It’s been noted the pandemic accelerated technology adoption, producing changes in months that otherwise might have taken a decade. Among the advancements propelled in that era was virtual staging, a convenience that enabled homes to continue selling during the lockdown.
Like a number of other Covid-era movements, virtual staging has hung on following resumption of normal life. It is now augmenting the power of furnished model residences in driving traffic and helping developers sell larger-scaled homes.
An Association of Realtors Research Group Profile of Home Staging study revealed 81% of buyers’ agents believe staging contributes to buyers more readily envisioning the space as a future residence. The same report found 77% of buyer’s agents reported photos were more important to clients, while 74 reported videos were important. A year before the pandemic, a 2019 report found virtual staging able to cut staging costs 97%.
Saving cost, time
Virtual staging enables prospective buyers — most of whom launch their searches online – to begin to comprehend the home’s interior appeal by viewing photographs. Another benefit is being able to stage rapidly.
Companies specializing in virtual staging have the ability to deliver their product within 24 hours, if not sooner.
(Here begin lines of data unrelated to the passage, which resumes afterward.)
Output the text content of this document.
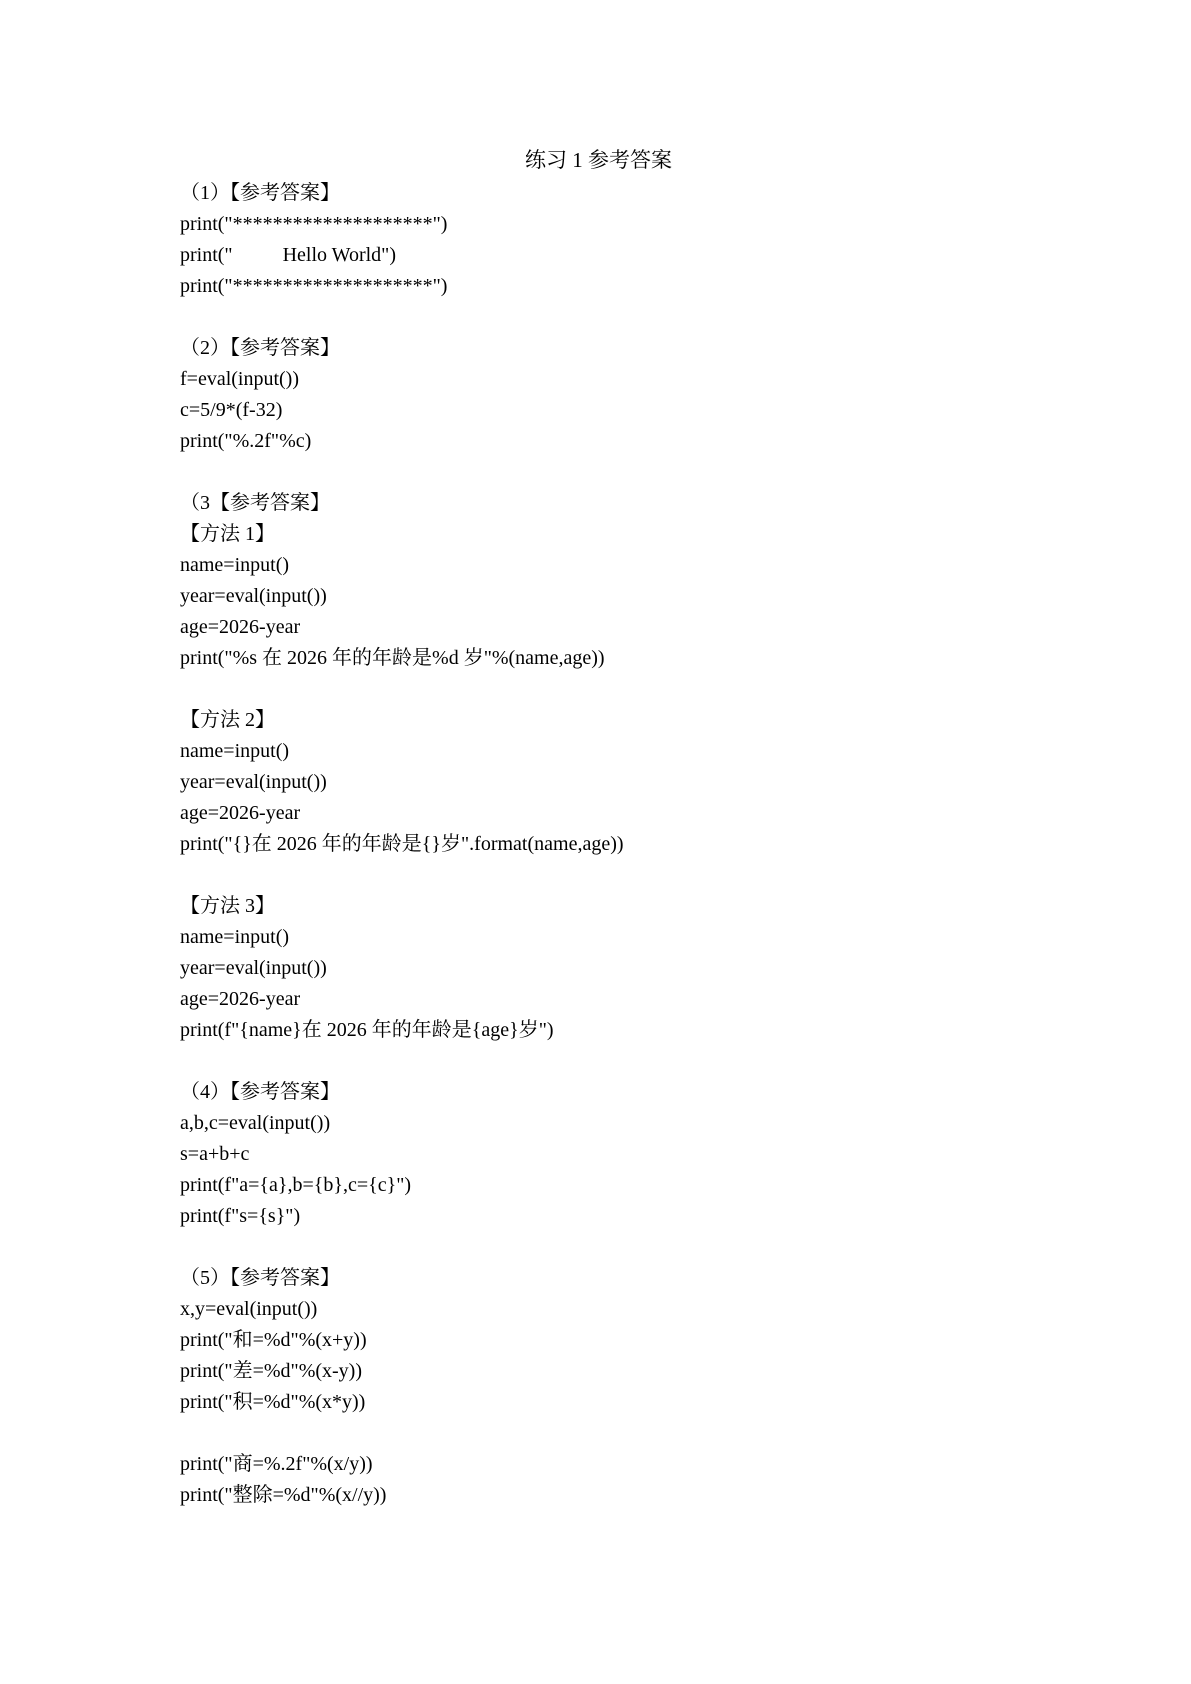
练习 1 参考答案
（1）【参考答案】
print("********************")
print("          Hello World")
print("********************")
（2）【参考答案】
f=eval(input())
c=5/9*(f-32)
print("%.2f"%c)
（3【参考答案】
【方法 1】
name=input()
year=eval(input())
age=2026-year
print("%s 在 2026 年的年龄是%d 岁"%(name,age))
【方法 2】
name=input()
year=eval(input())
age=2026-year
print("{}在 2026 年的年龄是{}岁".format(name,age))
【方法 3】
name=input()
year=eval(input())
age=2026-year
print(f"{name}在 2026 年的年龄是{age}岁")
（4）【参考答案】
a,b,c=eval(input())
s=a+b+c
print(f"a={a},b={b},c={c}")
print(f"s={s}")
（5）【参考答案】
x,y=eval(input())
print("和=%d"%(x+y))
print("差=%d"%(x-y))
print("积=%d"%(x*y))
print("商=%.2f"%(x/y))
print("整除=%d"%(x//y))
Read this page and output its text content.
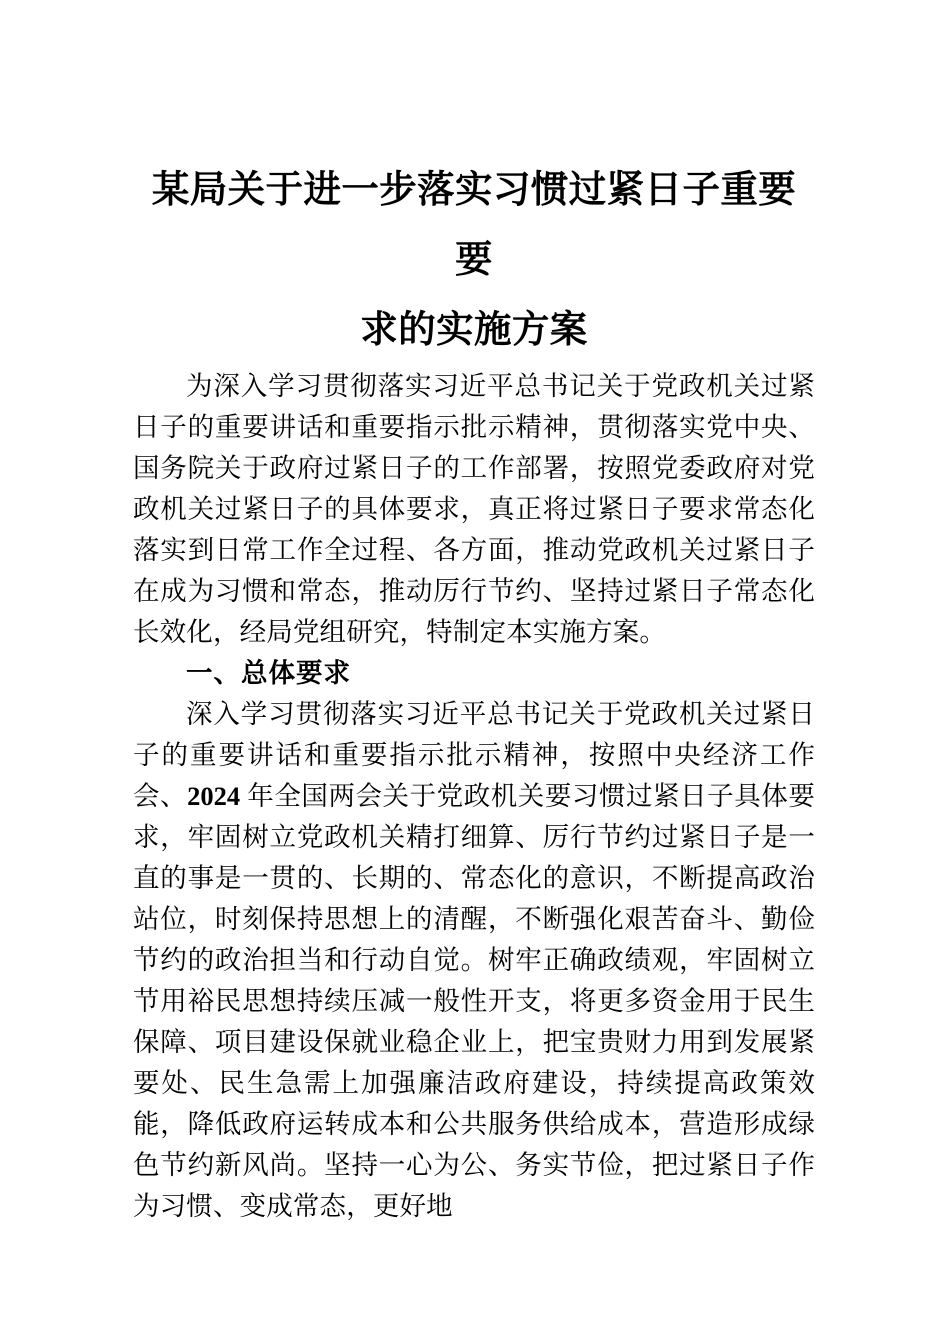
某局关于进一步落实习惯过紧日子重要要
求的实施方案

为深入学习贯彻落实习近平总书记关于党政机关过紧日子的重要讲话和重要指示批示精神，贯彻落实党中央、国务院关于政府过紧日子的工作部署，按照党委政府对党政机关过紧日子的具体要求，真正将过紧日子要求常态化落实到日常工作全过程、各方面，推动党政机关过紧日子在成为习惯和常态，推动厉行节约、坚持过紧日子常态化长效化，经局党组研究，特制定本实施方案。

一、总体要求

深入学习贯彻落实习近平总书记关于党政机关过紧日子的重要讲话和重要指示批示精神，按照中央经济工作会、2024 年全国两会关于党政机关要习惯过紧日子具体要求，牢固树立党政机关精打细算、厉行节约过紧日子是一直的事是一贯的、长期的、常态化的意识，不断提高政治站位，时刻保持思想上的清醒，不断强化艰苦奋斗、勤俭节约的政治担当和行动自觉。树牢正确政绩观，牢固树立节用裕民思想持续压减一般性开支，将更多资金用于民生保障、项目建设保就业稳企业上，把宝贵财力用到发展紧要处、民生急需上加强廉洁政府建设，持续提高政策效能，降低政府运转成本和公共服务供给成本，营造形成绿色节约新风尚。坚持一心为公、务实节俭，把过紧日子作为习惯、变成常态，更好地
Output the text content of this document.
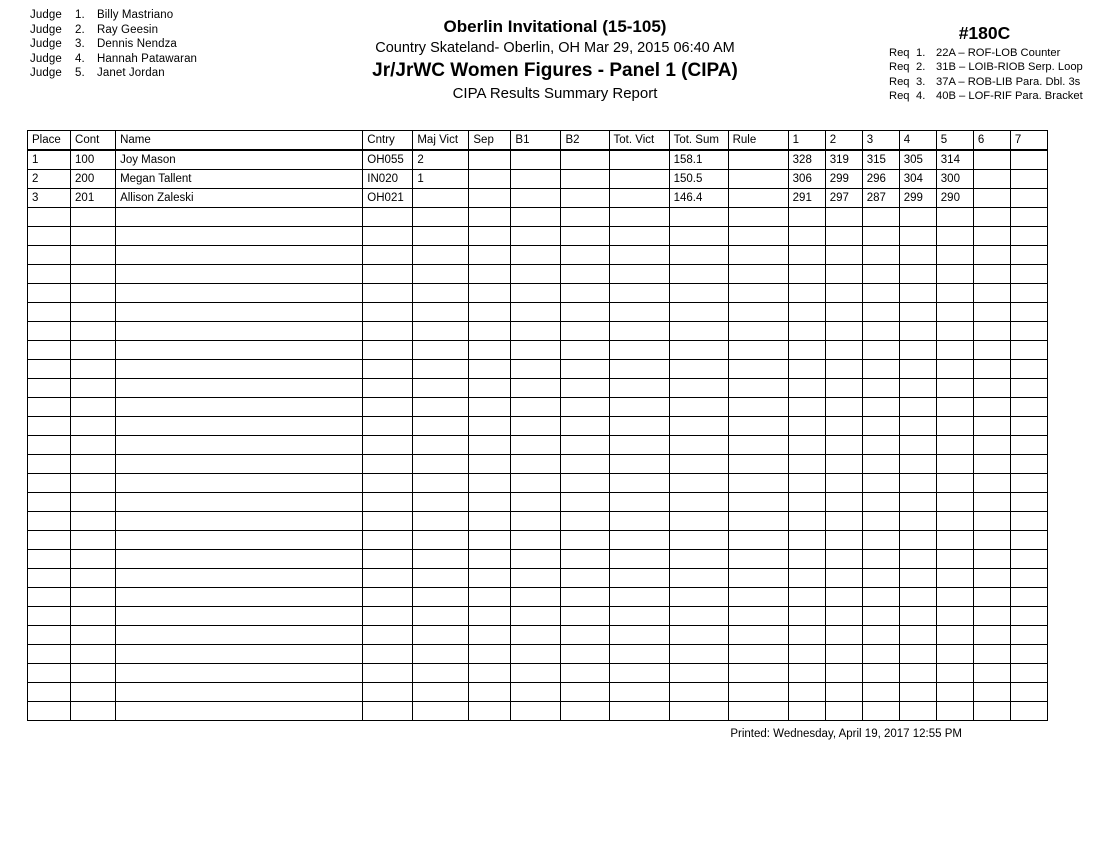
Judge 1. Billy Mastriano
Judge 2. Ray Geesin
Judge 3. Dennis Nendza
Judge 4. Hannah Patawaran
Judge 5. Janet Jordan
Oberlin Invitational (15-105)
Country Skateland- Oberlin, OH Mar 29, 2015 06:40 AM
Jr/JrWC Women Figures - Panel 1 (CIPA)
CIPA Results Summary Report
#180C
Req 1. 22A – ROF-LOB Counter
Req 2. 31B – LOIB-RIOB Serp. Loop
Req 3. 37A – ROB-LIB Para. Dbl. 3s
Req 4. 40B – LOF-RIF Para. Bracket
Place	Cont	Name	Cntry	Maj Vict	Sep	B1	B2	Tot. Vict	Tot. Sum	Rule	1	2	3	4	5	6	7
1	100	Joy Mason	OH055	2					158.1		328	319	315	305	314		
2	200	Megan Tallent	IN020	1					150.5		306	299	296	304	300		
3	201	Allison Zaleski	OH021						146.4		291	297	287	299	290		

Printed: Wednesday, April 19, 2017 12:55 PM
As noted, virtual staging can also deliver immense cost savings. And according to some experts, virtual and actual staging can yield approximately the same or similar beneficial outcomes.
Among particularly stellar examples of virtual staging, Penthouses A and B at 250 East 21st Street in New York City’s Lower Manhattan stand out.
The pieces de resistance of the new, 13-story, 54-unit property in central Gramercy, the three-bedroom penthouses are priced at $5.99 million and $6.5 million respectively. Each has been virtually staged by leading staging company Spotless Agency, sparking the numerous inquiries the properties have garnered since the images went live.
“At 250 East 21st Street in Gramercy, we recommended that the developers utilize virtual staging for select remaining residences because it saved time and money, and ultimately achieved the same results as real-life staging,” says John Gomes, of The Eklund | Gomes Team at Douglas Elliman, leading the sales efforts. “The strategy proved effective and we sold several residences quickly as well as had plenty of in-person visits since the virtually staged photos were listed. We plan to continue to market homes virtually and fully furnished, as both can deliver the same results.”
Meantime, also in Manhattan, a unit at the Upper West Side condo building The Astor also profited from the virtual staging approach. The four-bedroom Residence 1120, priced at $6.75 million, was virtually staged by the sales team, helping prospective buyers who were unable to visit in person to visualize the design of the space. “Virtual staging is a creative asset that helps inspire prospective buyers’ imaginations, and transform our beautiful blank canvases into a real home,” says Katherine Gauthier of Douglas Elliman, who along with Michael Kafka, Will Rivera and Kyle Egan is spearheading building sales.
Additional examples of creative virtual staging include 200 East 59th Street in Manhattan, which leverages virtual staging to spotlight approximately a dozen different units. These include Penthouse 33/34, a 7,848-square-foot combo triplex at the building’s pinnacle, enabling would-be buyers to gaze at varied views of the layouts.
Virtual staging is also at work in Boston, where the new development The Parker has showcased to prospective buyers a number of units offering different floorplans, illustrating how residences can be designed and furnished.
It’s Gauthier who best and most succinctly summarizes the benefits of virtual staging. “In real estate, virtual staging isn’t just a useful sales tool,” she says. “It’s the bridge between a listing’s potential and buyers envisioning their future.”